A 36 anni abbondanti, dopo avere vinto la semifinale con Alcaraz alle 22.41 di sabato, domenica Novak Djokovic ha alzato per la settima volta il trofeo delle Atp Finals, titolo 98 della sua carriera, contro un avversario di 14 anni più giovane e che, pochi giorni prima, era riuscito a batterlo per la prima volta. Jannik Sinner, però, in finale nulla ha potuto contro il serbo che, in fondo, ha vinto semplicemente per un motivo: perché è Novak Djokovic.

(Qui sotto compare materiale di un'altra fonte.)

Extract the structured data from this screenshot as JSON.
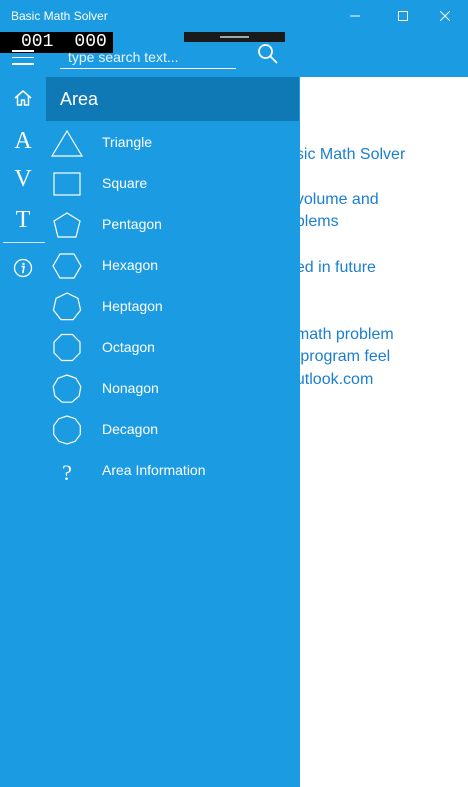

Il segreto è che un segreto non c’è. Ora, meglio partire da un assunto di base: il tennis brucia gran parte dei suoi campioni, quando va bene, nell’arco di una decina di anni, perché sia dal punto di vista fisico che da quello mentale sa essere straordinariamente logorante. Per i giocatori d’élite si parla di viaggi continui e jet lag da smaltire, tornei e partite ravvicinate, pressione mediatica talvolta bipolare e senza senso (pensate agli ultimi due mesi di Sinner, per dire) e la continua necessità di capire e valutare i dettagli di avversari affrontati decine di volte, sempre uguali e sempre diversi. I fenomeni di longevità sono eccezioni: lo è stato Federer, nonostante diversi problemi fisici lo è stato Nadal finché ha potuto, lo è Djokovic anche più degli altri perché, in carriera, per questioni anagrafiche li ha incontrati a lungo sulla propria strada. Ecco: interpretare la longevità agonistica di Nole è un esercizio di stile, perché tutto passa sotto una sola parola e un aggettivo: professionista maniacale.
I numeri parlano da soli, ma vedere Djokovic in campo dice molto di più, perché chiaramente non è più quello di dieci-dodici anni fa o delle 122 settimane di fila in testa al ranking Atp, non può esserlo, eppure non sembra che sia così. Ha mantenuto un’elasticità sostanzialmente impossibile da riscontrare nei suoi colleghi coetanei, e ciò gli ha permesso di evolvere il gioco in maniera intelligente, consentendogli di prendere praticamente tutto e di potersi così difendere con il contrattacco, potendo poi contare su un servizio e un dritto incisivi e capaci di fiaccare gli avversari anche nella testa. Tanto per essere chiari: quando è al meglio era ed è di un’altra categoria, rispetto al nuovo che avanza, ma i vari Sinner ad Alcaraz – sconfitti in finale e semifinale a Torino – hanno la possibilità di imparare molto da lui, non per l’immediato, ma per il futuro.
Sapersi gestire, dopo i trent’anni, è un aspetto fondamentale, ma ancora di più lo è cominciare prima, e il vantaggio di un professionista come Djokovic si vede in questo senso: vincerà ancora – e certo potrà anche perdere contro i più giovani, è normale – ma nei momenti decisivi il frutto degli allenamenti e della distribuzione dei carichi, l’attenzione maniacale a strumenti e materiali e gli effetti di alcune scelte – tipo la sua dieta, ormai celeberrima, ma anche la scelta di dove giocare e dove no – fa ancora tutta la differenza del mondo. La dieta, già: dall’autobiografia del 2014 (quando la definì “il fattore X, un cambiamento nella mia dieta che ha permesso al mio corpo di funzionare come doveva”), è diventata quasi leggendaria: gluten-free, caratterizzata da lunghe ore di digiuno, biologica, frullati, tofu e via, giusto per replicare gli aspetti che diventano titoli laddove il suo regime alimentare viene scansionato con dovizia di particolari.
Tra l’altro, abbastanza curiosamente, Djokovic – che negli ultimi anni è diventato, più o meno suo malgrado, un mito per i complottisti d’ogni specie – ha potuto vincere le Finals proprio perché Sinner dei calcoli e dei biscotti e dei complotti per eliminare il serbo se n’era altamente fregato, del resto un campione è tale se supera quelli più bravi, e questo un professionista lo sa, e allora a Sinner va il ringraziamento per avere “permesso” una finale come quella di domenica, a Djokovic vanno gli applausi per aver mostrato e dimostrato ancora una volta perché è il numero uno.